従って、本件の証拠は、均等論に基づく侵害の認定を支持していない。この証拠は、クレーム対象装置と訴えられた装置が、同じ方法によって動作すること、もしくは両者の間の差異が些少であることを証明していない。前述したように、アルペックスは555特許の審査中に、単一のビットを変更することができるランダム・アクセス・システムを対象とするものとして、そのクレームを説明した。アルペックスは、シフト・レジスタによる画像生成をクレームすることはなかったし、そうすることは不可能であった。最高裁判所が説明しているように、均等論の目的は、特許権者以外のものが「特許に関して重要でない些少な変更および代替」Graver Tank, 339 U.S. at 610.を行うことのみによって、特許を迂回することを妨げることである。この理論は、クレームの範囲外として明確に定義されたシステムを対象とするものではない。本件において、ビデオ・ディスプレーのためのデータ処理に、RAMの代わりにシフト・レジスタを用いることは、単なる重要性の低い些少な変更ではない。

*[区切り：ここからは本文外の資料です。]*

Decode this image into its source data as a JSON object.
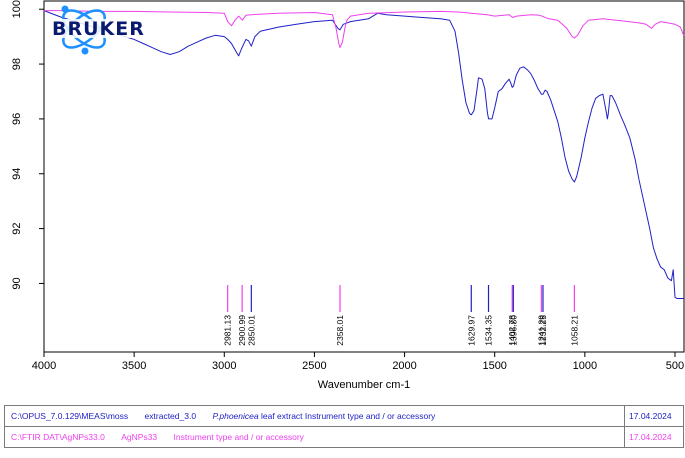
{
  "logo": {
    "text": "BRUKER",
    "color": "#0a1a6e",
    "atom_color": "#1e90ff"
  },
  "chart_data": {
    "type": "line",
    "xlabel": "Wavenumber cm-1",
    "ylabel": "",
    "xlim": [
      4000,
      450
    ],
    "ylim": [
      87.5,
      100.3
    ],
    "x_ticks": [
      4000,
      3500,
      3000,
      2500,
      2000,
      1500,
      1000,
      500
    ],
    "y_ticks": [
      90,
      92,
      94,
      96,
      98,
      100
    ],
    "grid": false,
    "series": [
      {
        "color": "#2020c8",
        "points": [
          [
            4000,
            99.95
          ],
          [
            3900,
            99.7
          ],
          [
            3800,
            99.5
          ],
          [
            3700,
            99.3
          ],
          [
            3600,
            99.1
          ],
          [
            3500,
            98.9
          ],
          [
            3450,
            98.75
          ],
          [
            3400,
            98.6
          ],
          [
            3350,
            98.45
          ],
          [
            3300,
            98.35
          ],
          [
            3250,
            98.45
          ],
          [
            3200,
            98.65
          ],
          [
            3150,
            98.8
          ],
          [
            3100,
            98.95
          ],
          [
            3050,
            99.05
          ],
          [
            3000,
            99.0
          ],
          [
            2981,
            98.9
          ],
          [
            2960,
            98.75
          ],
          [
            2930,
            98.4
          ],
          [
            2920,
            98.3
          ],
          [
            2905,
            98.55
          ],
          [
            2880,
            98.9
          ],
          [
            2865,
            98.85
          ],
          [
            2850,
            98.65
          ],
          [
            2830,
            99.0
          ],
          [
            2800,
            99.2
          ],
          [
            2700,
            99.35
          ],
          [
            2600,
            99.45
          ],
          [
            2500,
            99.55
          ],
          [
            2400,
            99.6
          ],
          [
            2370,
            99.3
          ],
          [
            2358,
            99.25
          ],
          [
            2340,
            99.45
          ],
          [
            2300,
            99.55
          ],
          [
            2200,
            99.65
          ],
          [
            2150,
            99.85
          ],
          [
            2100,
            99.8
          ],
          [
            2000,
            99.75
          ],
          [
            1900,
            99.7
          ],
          [
            1800,
            99.65
          ],
          [
            1750,
            99.6
          ],
          [
            1720,
            99.2
          ],
          [
            1700,
            98.4
          ],
          [
            1680,
            97.4
          ],
          [
            1660,
            96.6
          ],
          [
            1640,
            96.2
          ],
          [
            1630,
            96.15
          ],
          [
            1615,
            96.3
          ],
          [
            1600,
            97.0
          ],
          [
            1590,
            97.5
          ],
          [
            1570,
            97.45
          ],
          [
            1555,
            97.1
          ],
          [
            1540,
            96.2
          ],
          [
            1534,
            96.0
          ],
          [
            1515,
            96.0
          ],
          [
            1500,
            96.4
          ],
          [
            1480,
            97.0
          ],
          [
            1460,
            97.1
          ],
          [
            1440,
            97.3
          ],
          [
            1420,
            97.45
          ],
          [
            1410,
            97.3
          ],
          [
            1403,
            97.15
          ],
          [
            1396,
            97.2
          ],
          [
            1380,
            97.6
          ],
          [
            1360,
            97.85
          ],
          [
            1340,
            97.9
          ],
          [
            1320,
            97.8
          ],
          [
            1300,
            97.65
          ],
          [
            1280,
            97.4
          ],
          [
            1260,
            97.1
          ],
          [
            1250,
            97.0
          ],
          [
            1241,
            96.9
          ],
          [
            1232,
            96.9
          ],
          [
            1220,
            97.05
          ],
          [
            1210,
            97.0
          ],
          [
            1190,
            96.7
          ],
          [
            1170,
            96.3
          ],
          [
            1150,
            95.9
          ],
          [
            1130,
            95.3
          ],
          [
            1110,
            94.6
          ],
          [
            1090,
            94.1
          ],
          [
            1070,
            93.8
          ],
          [
            1058,
            93.7
          ],
          [
            1045,
            93.9
          ],
          [
            1020,
            94.6
          ],
          [
            1000,
            95.3
          ],
          [
            980,
            95.9
          ],
          [
            960,
            96.4
          ],
          [
            940,
            96.75
          ],
          [
            920,
            96.85
          ],
          [
            900,
            96.9
          ],
          [
            890,
            96.55
          ],
          [
            880,
            96.2
          ],
          [
            875,
            96.0
          ],
          [
            870,
            96.2
          ],
          [
            860,
            96.85
          ],
          [
            850,
            96.85
          ],
          [
            830,
            96.6
          ],
          [
            800,
            96.1
          ],
          [
            780,
            95.8
          ],
          [
            750,
            95.3
          ],
          [
            720,
            94.5
          ],
          [
            700,
            93.8
          ],
          [
            680,
            93.2
          ],
          [
            660,
            92.6
          ],
          [
            640,
            92.0
          ],
          [
            620,
            91.3
          ],
          [
            600,
            90.9
          ],
          [
            580,
            90.6
          ],
          [
            560,
            90.5
          ],
          [
            540,
            90.2
          ],
          [
            520,
            90.1
          ],
          [
            510,
            90.5
          ],
          [
            500,
            89.5
          ],
          [
            490,
            89.45
          ],
          [
            470,
            89.45
          ],
          [
            450,
            89.45
          ]
        ]
      },
      {
        "color": "#ee40ee",
        "points": [
          [
            4000,
            99.95
          ],
          [
            3900,
            99.95
          ],
          [
            3700,
            99.92
          ],
          [
            3500,
            99.92
          ],
          [
            3300,
            99.9
          ],
          [
            3100,
            99.88
          ],
          [
            3000,
            99.85
          ],
          [
            2981,
            99.55
          ],
          [
            2960,
            99.4
          ],
          [
            2940,
            99.6
          ],
          [
            2920,
            99.75
          ],
          [
            2900,
            99.6
          ],
          [
            2880,
            99.78
          ],
          [
            2850,
            99.8
          ],
          [
            2700,
            99.85
          ],
          [
            2500,
            99.88
          ],
          [
            2400,
            99.8
          ],
          [
            2380,
            99.3
          ],
          [
            2365,
            98.75
          ],
          [
            2358,
            98.6
          ],
          [
            2345,
            98.8
          ],
          [
            2330,
            99.35
          ],
          [
            2320,
            99.6
          ],
          [
            2300,
            99.75
          ],
          [
            2200,
            99.85
          ],
          [
            2000,
            99.9
          ],
          [
            1800,
            99.92
          ],
          [
            1700,
            99.9
          ],
          [
            1630,
            99.85
          ],
          [
            1540,
            99.8
          ],
          [
            1500,
            99.75
          ],
          [
            1420,
            99.8
          ],
          [
            1400,
            99.7
          ],
          [
            1380,
            99.75
          ],
          [
            1300,
            99.8
          ],
          [
            1250,
            99.78
          ],
          [
            1200,
            99.65
          ],
          [
            1150,
            99.6
          ],
          [
            1100,
            99.3
          ],
          [
            1070,
            99.0
          ],
          [
            1058,
            98.95
          ],
          [
            1040,
            99.05
          ],
          [
            1010,
            99.4
          ],
          [
            980,
            99.6
          ],
          [
            900,
            99.65
          ],
          [
            800,
            99.58
          ],
          [
            700,
            99.5
          ],
          [
            660,
            99.45
          ],
          [
            630,
            99.3
          ],
          [
            610,
            99.45
          ],
          [
            580,
            99.55
          ],
          [
            540,
            99.5
          ],
          [
            500,
            99.45
          ],
          [
            470,
            99.35
          ],
          [
            455,
            99.1
          ],
          [
            450,
            99.05
          ]
        ]
      }
    ],
    "peak_labels": [
      {
        "value": 2981.13,
        "label": "2981.13",
        "color": "#ee40ee"
      },
      {
        "value": 2900.99,
        "label": "2900.99",
        "color": "#ee40ee"
      },
      {
        "value": 2850.01,
        "label": "2850.01",
        "color": "#2020c8"
      },
      {
        "value": 2358.01,
        "label": "2358.01",
        "color": "#ee40ee"
      },
      {
        "value": 1629.97,
        "label": "1629.97",
        "color": "#2020c8"
      },
      {
        "value": 1534.35,
        "label": "1534.35",
        "color": "#2020c8"
      },
      {
        "value": 1402.78,
        "label": "1402.78",
        "color": "#ee40ee"
      },
      {
        "value": 1396.8,
        "label": "1396.80",
        "color": "#2020c8"
      },
      {
        "value": 1241.29,
        "label": "1241.29",
        "color": "#ee40ee"
      },
      {
        "value": 1232.25,
        "label": "1232.25",
        "color": "#2020c8"
      },
      {
        "value": 1058.21,
        "label": "1058.21",
        "color": "#ee40ee"
      }
    ]
  },
  "info": [
    {
      "color": "#2020c8",
      "path": "C:\\OPUS_7.0.129\\MEAS\\moss",
      "name": "extracted_3.0",
      "desc_italic": "P.phoenicea",
      "desc_rest": " leaf extract  Instrument type and / or accessory",
      "date": "17.04.2024"
    },
    {
      "color": "#ee40ee",
      "path": "C:\\FTIR DAT\\AgNPs33.0",
      "name": "AgNPs33",
      "desc_italic": "",
      "desc_rest": "Instrument type and / or accessory",
      "date": "17.04.2024"
    }
  ]
}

従って、文言上または均等論のいずれに関しても、侵害の認定を支持する実質証拠が欠けているため、侵害と損害賠償に関する地方裁判所の判決は破棄される。従って、損害賠償に関するアルペックスの交差申し立ては、争訟性を喪失する。

VII

任天堂は、555特許が無効ではないとする陪審の認定に対しても、異議申し立てを行った。地方裁判所は、JMOLの申し立てに際して、無効性に関する任天堂の主張について32ページにわたる詳細な検討を行った。我々は、この争点に関して、任天堂の主張と地方裁判所の意見を慎重に検討したが、誤りは認められなかった。従って、我々は有効性に関する判決を維持する。

訴訟費用なし。

原判決の一部維持一部破棄



[1]       任天堂は、555特許内の他の2つのクレーム解釈の争点についても異議申し立てを行っている。すなわち、クレームの用語「直線のプレーヤーのイメージ」が適切に解釈されたかという争点と、この特許は搭載ROMを要求しているかという争点である。しかし、本書内での我々の見解のために、このような他のクレーム解釈に関する争点について決定を下す必要はない。

[2]       ミルナー氏は、「555特許に記述されているビットマップ技術を用いてスクリーン上に画像を表示したい場合には、事前にこのビットマップをディスプレーRAMにコピーする。大切なことは、このRAM内にスクリーン上の各ポジションに対応する記憶領域を有することである」と証言した。さらに、ミルナー氏は説明を続けた。「フルスクリーン・ビットマップは、マイクロプロセッサによってディスプレーRAMに読み込まれ、このメモリに保存された画像を転送し、適切な時に、テレビ・スクリーン上に表示することによって、この小さな男の画像を生成する」。

[3]       ミルナー氏は、NES装置について次のように説明した。「これはすべてのラインを保存することはない。レジスタの1つがこの上部のラインを保存し、他のレジスタが、この上部の空白のラインを保存する。ポジションが合い、陰極線ビームが放出され、画像が表示される時に、この一時的なシフト・レジスタに保存されていた少量の情報が吐き出され、ある追加の回路を通って、スクリーンに対するビームをオンまたはオフにすることにより、彼の頭の上部を描く」

[4]       特に、ミルナー氏は、NESの処理が「何度も繰り返し」行われれば、画像の全体がスクリーン上に表示されると主張し、次のように説明した。「同じハードウェアを繰り返し用いて、1ラインずつ表示し、画像全体がスクリーン上に表示されるまで(一度に少しずつ)その情報を保持する」。